Bon Dieu. Tout ce temps, pas vrai ? Pour la bonne bouche, cela dit, permettez-moi donc de vous informer que depuis la rédaction de mon émouvant "Rébou-Sans-Famille", au titre tout à fait consternant - soit depuis le 26 mai dernier -, j'ai sillonné dans tous les sens, en des états variés, les rues pourtant bien achalandées en rades et débits de boissons de mon nouveau quartier, en quête de quelque chose qui ne serait ni mon ancien-presque-chez-moi (puisque ce dernier n'avait pas survécu dans le champ des possibles à mon déménagement), ni un nouveau-QG-par-dépit, parce que faute de grive on croque de la vache enragée.

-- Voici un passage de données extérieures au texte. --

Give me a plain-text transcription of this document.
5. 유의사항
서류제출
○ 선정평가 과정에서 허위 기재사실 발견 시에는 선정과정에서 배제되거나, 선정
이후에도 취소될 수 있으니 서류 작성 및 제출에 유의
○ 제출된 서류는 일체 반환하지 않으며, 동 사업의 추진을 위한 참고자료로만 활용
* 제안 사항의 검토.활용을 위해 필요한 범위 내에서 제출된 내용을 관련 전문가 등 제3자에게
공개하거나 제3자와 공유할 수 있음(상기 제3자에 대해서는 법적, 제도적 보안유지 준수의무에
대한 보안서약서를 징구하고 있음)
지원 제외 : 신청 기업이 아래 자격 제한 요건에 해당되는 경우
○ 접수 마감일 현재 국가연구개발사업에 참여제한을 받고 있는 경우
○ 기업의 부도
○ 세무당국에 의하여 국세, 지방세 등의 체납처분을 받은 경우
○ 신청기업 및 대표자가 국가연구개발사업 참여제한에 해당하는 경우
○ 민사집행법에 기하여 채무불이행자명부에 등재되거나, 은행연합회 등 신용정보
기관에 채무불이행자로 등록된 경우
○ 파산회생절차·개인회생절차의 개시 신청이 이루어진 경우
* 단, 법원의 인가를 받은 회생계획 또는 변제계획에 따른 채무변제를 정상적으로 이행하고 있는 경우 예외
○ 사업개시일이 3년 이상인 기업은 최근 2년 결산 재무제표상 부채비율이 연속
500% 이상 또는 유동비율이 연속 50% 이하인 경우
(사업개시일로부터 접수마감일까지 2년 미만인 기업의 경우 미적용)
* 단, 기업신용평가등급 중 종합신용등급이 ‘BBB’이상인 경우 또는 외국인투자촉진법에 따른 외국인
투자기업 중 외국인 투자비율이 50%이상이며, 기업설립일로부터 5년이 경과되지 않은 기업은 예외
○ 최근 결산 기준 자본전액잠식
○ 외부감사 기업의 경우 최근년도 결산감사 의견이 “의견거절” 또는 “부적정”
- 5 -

J'avais listé, de manière quasi-exhaustive - tant il est connu que confronté au chaos, l'Homo Sapiens dans toute sa docte crétinerie tente de rationaliser même ce qui relève de la plus accessible magie -, les critères incontournables d'éligibilité comme de disqualification de tel ou tel lieu. A savoir :

1. Ne pas se situer au pied de l'appartement 
(parce que même "descendre boire un coup" ne peut se concevoir décemment 
sans un petit trajet aller propice à la méditation, 
et un bref cheminement retour propice à la divagation.)
2. Ne pas nécessiter pour être atteint le passage par les transports publics 
(faut pas déconner quand même.)
3. N'être ni désert (autant rester chez soi sinon), 
4. ni surpeuplé 
(c'est-à-dire "à la mode", l'enfer puisque l'on risque d'y croiser des visages connus, 
ou bien "usine", l'ennui puisque l'on risque d'y côtoyer d'autres inconnus sans imagination),
5. ni adopté par une quelconque connaissance 
(selon le principe classique du Yalta, coexistence pacifique, théorie des dominos et tout le toutim.)
6. N'être ni trop cher (parce que nous sommes pauvres), ni trop... ah non, ça, ça va.
7. Etc.

Conséquence programmée : je dispose désormais dudit quartier, en termes d'espaces limonadiers en tout cas, d'une connaissance encyclopédique autant qu'inutile. J'ai été révulsé par certains lieux, au sens presque organique du terme (comme par celui-ci, suspect à plus d'un titre et notamment par celui-même de l'établissement, où j'eus le malheur de capter au vol l'échange suivant, terrible : "Sérieusement, tu travailles dans l'audiovisuel ? Oui, mais à la télé. C'est dingue, moi aussi je bosse dans l'audiovisuel, et tu y fais quoi ? Je suis DA d'une chaîne en fait ; mais d'une petite, hein, hu hu hu."), et positivement intrigué par d'autres, auquel il manquait pourtant, je ne sais pas, un quelque-chose qui par définition ne pouvait tenir dans mes fiches, puisqu'il était impossible à transcrire. La négation des fiches, précisément - le vrai hors-piste, le confort dans l'imprévu brut, un quelque-chose comme ça.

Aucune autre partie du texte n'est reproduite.